4. Misalignment between data, business and technology teams.
The inappropriate structure and management of data science teams can often lead to communication problems that interfere with success. Data scientists rely on precise technical language and often do not speak the same language as business and technology teams. A lack of communication could lead to dysfunctional relationships that erode trust.
Therefore, data scientists should make an effort to speak everyday language with non-technical colleagues so they understand how data science works. Bridging the communication gap seems straightforward, but it is not always easy. Success also depends on data scientists continuing to educate business stakeholders and narrow knowledge gaps.
5. Resistance to change by management and end users.
Unfortunately, many data science initiatives focus on the science and technology first, fixating on model performance rather than being concerned with how it will be used in real life and by whom. Launching a data science solution, such as the next-best-action recommendation for advisors and expecting immediate adoption is a sure path to failure. Leaders should envision the bigger picture beyond the technical data science solution, anticipate issues and focus on embracing new ways of working. Ensuring proper adoption requires a user-centered design, strong executive sponsorship, and heavy doses of change management.
6. Unclear results and ROI from existing use cases.
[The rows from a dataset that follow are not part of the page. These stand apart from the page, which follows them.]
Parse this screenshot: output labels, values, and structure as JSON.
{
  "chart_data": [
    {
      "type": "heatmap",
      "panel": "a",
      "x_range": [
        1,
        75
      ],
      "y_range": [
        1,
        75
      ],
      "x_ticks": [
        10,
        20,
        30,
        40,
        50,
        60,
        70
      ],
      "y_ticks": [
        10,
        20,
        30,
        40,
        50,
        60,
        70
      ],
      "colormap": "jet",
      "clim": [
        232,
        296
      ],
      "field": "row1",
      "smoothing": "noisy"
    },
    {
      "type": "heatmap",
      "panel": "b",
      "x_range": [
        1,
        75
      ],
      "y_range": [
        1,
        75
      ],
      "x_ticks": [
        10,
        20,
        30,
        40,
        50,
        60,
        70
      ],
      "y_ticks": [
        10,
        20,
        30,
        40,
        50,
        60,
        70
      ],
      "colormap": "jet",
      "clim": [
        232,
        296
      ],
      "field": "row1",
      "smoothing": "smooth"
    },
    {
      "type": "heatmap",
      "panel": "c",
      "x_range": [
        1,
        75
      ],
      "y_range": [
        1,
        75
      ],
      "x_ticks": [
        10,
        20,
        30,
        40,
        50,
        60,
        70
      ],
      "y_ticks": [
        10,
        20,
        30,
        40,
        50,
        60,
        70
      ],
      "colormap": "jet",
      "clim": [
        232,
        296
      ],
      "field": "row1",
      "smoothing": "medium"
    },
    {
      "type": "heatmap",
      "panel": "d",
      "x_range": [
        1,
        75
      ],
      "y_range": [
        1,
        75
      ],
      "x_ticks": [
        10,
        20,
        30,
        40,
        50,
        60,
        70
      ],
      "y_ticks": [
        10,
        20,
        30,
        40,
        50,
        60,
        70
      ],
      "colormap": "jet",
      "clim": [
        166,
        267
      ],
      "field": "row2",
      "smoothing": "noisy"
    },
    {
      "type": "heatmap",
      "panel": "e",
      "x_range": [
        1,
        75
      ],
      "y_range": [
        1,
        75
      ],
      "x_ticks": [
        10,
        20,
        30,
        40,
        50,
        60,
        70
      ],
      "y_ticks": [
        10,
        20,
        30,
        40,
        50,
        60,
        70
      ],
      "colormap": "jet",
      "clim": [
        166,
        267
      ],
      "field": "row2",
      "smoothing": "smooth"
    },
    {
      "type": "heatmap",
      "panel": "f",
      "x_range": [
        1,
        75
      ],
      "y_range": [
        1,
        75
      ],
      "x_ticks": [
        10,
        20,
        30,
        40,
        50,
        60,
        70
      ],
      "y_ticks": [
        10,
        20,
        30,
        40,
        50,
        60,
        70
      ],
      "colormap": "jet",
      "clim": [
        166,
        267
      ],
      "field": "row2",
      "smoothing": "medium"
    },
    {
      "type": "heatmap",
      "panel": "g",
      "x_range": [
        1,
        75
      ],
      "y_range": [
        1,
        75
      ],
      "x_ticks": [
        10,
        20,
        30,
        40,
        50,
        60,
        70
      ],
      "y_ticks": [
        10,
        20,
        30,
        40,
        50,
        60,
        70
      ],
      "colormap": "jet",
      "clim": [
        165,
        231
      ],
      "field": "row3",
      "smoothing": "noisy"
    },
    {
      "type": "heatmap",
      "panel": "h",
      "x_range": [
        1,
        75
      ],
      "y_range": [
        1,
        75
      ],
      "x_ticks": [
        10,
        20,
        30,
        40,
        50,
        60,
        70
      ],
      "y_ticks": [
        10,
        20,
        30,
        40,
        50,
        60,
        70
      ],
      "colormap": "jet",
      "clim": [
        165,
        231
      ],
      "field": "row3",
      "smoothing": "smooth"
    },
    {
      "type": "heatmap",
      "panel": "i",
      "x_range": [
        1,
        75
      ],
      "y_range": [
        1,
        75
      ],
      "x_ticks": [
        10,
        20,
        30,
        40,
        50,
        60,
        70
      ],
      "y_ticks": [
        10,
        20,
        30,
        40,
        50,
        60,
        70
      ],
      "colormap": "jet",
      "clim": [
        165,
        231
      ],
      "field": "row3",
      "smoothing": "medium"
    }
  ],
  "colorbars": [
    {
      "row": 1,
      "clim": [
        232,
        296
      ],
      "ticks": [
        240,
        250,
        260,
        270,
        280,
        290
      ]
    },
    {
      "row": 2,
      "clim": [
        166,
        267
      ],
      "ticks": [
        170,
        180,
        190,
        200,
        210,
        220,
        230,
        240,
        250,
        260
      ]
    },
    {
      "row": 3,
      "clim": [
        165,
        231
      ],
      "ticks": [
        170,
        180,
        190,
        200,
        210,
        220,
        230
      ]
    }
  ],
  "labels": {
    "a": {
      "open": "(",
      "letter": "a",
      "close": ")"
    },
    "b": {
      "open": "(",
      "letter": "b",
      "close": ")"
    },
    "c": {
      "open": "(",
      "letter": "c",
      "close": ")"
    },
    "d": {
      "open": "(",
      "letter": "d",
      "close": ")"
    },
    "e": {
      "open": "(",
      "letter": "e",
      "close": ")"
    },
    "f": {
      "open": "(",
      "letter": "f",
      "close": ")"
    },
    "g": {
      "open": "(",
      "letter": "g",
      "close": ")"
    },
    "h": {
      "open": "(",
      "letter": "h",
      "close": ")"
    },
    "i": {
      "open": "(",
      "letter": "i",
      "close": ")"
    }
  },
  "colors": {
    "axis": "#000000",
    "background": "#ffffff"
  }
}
There is nothing more demoralizing and detrimental to the success of a data science initiative than not knowing how well it performed. Therefore, it is critical to set clear objectives and measure value.
Although it is sometimes difficult to accurately estimate a data science project's effect on the top or bottom line, unclear results and return on investment will make it difficult, if not impossible, to gain trust and funding to continue the data science journey. At RGA, no data science project moves forward without a business case demonstrating its potential value and ways to appropriately measure it.
7. Transforming use cases into solutions is complex.
Turning hand-cranked proof-of-concepts into enterprise-wide, always-on data science solutions is challenging for any company. Adopting agile development practices is necessary for effectively building data science solutions. Moreover, productionizing and rolling out these solutions not only requires the right software engineering support, but also proper business implementation and effective change management. None of this is possible, however, without human beings.
Conclusion
Although people see data science success through the lens of data and technology, it is the people, culture and processes that make the greatest difference between effective and ineffective data science endeavors.